Isle of Sin is dedicated to Alan Shea and ‘those we lost’ in particular to suicide and AIDS-related illness.

‘If there is one person responsible for the progression of queer rights in the Isle of Man then it is Alan Shea and his bravery and activism should be applauded,’ Simon said.

‘He has inspired me to put my head above the parapet and not care what anyone thinks.

‘There’s something about truth and justice that gives you an armour.’

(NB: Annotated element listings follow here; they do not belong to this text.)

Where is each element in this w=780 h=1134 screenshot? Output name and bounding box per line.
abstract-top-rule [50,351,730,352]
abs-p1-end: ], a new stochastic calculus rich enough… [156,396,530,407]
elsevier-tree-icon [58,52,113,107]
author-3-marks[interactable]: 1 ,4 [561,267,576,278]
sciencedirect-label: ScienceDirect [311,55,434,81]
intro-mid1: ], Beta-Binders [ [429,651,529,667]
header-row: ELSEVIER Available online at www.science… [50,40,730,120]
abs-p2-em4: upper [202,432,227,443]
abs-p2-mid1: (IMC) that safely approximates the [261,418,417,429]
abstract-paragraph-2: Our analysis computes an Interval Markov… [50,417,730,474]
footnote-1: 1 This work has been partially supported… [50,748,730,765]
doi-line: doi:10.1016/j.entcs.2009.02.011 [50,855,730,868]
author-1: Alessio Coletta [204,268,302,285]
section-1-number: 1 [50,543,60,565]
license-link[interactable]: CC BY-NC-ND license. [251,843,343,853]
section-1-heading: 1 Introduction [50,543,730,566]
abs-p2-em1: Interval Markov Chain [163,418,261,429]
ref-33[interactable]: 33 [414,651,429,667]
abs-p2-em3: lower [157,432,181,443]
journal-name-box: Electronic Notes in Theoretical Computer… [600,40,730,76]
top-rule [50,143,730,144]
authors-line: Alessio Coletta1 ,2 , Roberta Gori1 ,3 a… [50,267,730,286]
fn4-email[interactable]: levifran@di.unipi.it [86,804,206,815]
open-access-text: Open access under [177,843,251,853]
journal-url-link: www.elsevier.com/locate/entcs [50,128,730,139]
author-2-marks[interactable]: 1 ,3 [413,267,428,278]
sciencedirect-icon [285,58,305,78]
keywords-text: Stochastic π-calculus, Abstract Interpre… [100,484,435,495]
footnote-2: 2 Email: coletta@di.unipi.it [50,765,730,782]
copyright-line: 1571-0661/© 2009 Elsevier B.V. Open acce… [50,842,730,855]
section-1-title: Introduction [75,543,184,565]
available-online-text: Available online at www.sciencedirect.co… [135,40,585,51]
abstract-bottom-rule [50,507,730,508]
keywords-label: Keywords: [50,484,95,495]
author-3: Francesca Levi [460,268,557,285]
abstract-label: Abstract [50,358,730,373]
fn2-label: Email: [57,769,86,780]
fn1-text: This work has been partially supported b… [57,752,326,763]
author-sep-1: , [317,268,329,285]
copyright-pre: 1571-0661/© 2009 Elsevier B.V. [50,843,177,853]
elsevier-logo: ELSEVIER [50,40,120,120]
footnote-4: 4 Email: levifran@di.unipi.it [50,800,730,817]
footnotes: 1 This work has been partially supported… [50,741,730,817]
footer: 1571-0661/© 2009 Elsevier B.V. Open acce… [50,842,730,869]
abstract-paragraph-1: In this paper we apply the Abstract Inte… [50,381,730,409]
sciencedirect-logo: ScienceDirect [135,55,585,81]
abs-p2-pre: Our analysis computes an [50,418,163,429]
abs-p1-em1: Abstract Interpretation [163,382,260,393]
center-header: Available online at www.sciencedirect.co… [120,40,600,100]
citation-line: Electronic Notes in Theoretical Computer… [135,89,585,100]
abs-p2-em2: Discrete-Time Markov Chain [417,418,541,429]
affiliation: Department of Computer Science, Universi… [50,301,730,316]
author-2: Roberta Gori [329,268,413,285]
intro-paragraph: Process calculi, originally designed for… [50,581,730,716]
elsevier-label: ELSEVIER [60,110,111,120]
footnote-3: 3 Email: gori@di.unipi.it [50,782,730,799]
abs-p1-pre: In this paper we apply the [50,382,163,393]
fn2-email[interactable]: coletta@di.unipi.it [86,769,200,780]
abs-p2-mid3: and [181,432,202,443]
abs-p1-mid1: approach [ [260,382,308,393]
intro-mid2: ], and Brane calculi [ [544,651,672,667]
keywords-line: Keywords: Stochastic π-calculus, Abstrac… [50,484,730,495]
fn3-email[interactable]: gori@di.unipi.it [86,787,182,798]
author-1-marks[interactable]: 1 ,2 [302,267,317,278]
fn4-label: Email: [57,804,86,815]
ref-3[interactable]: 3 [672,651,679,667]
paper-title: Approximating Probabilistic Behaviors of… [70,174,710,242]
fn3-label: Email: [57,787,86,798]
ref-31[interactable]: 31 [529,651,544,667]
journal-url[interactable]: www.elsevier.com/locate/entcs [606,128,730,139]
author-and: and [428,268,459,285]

Fifth Manx Bard Annie Kissack said the pamphlet was a ‘sharp reminder of the nature and cruel cost of homophobia’ while human rights campaigner Peter Tatchell described Isle of Man as ‘more than a homage to activism – it’s Maddrell’s stark reminder about where we came from and where we could return.’

Meanwhile, Simon’s fourth pamphlet, The Whole Island, will be published by Valley Press on July 5.

‘It is very different, and perhaps more classically a poetry book, again with lots of notes, but lots of Manx Gaelic in it too,’ he said.

‘The Whole Island explores my relationship with the Isle of Man in poems about family and folklore, nature and wildlife, history and politics.

‘The Whole Island is unapologetically Manx but doesn’t confine itself to the parochial, but instead explores how this wonderful place can teach me about the human condition and a place in the world.’

Isle of Sin is published by Polari Press and is priced £9.99.

Bridge Bookshop, in Ramsey and Port Erin, will be stocking Isle of Sin. It can be pre-ordered in person and online at

Standing in his garden looking like Liberace in a velvet jacket

Mel Cheetham clings to his pineapples

and palms their stone column

as if his whole masculinity

depended upon them and his desire

to birch homosexuals himself

— unnatural and utterly disgusting —

consider this obsession imbalanced

— just as the spirit level cannot lie —

Spending too much time prookal magh

those rough fellows sheese y raad

that hardened gardener seose y chronk

backing him up with old Manx tongue.

His detached house is covered in cracks

as if something underneath has slipped.

Prookal magh: searching out; Sheese y raad: down the road; Seose y chronk: up the hill.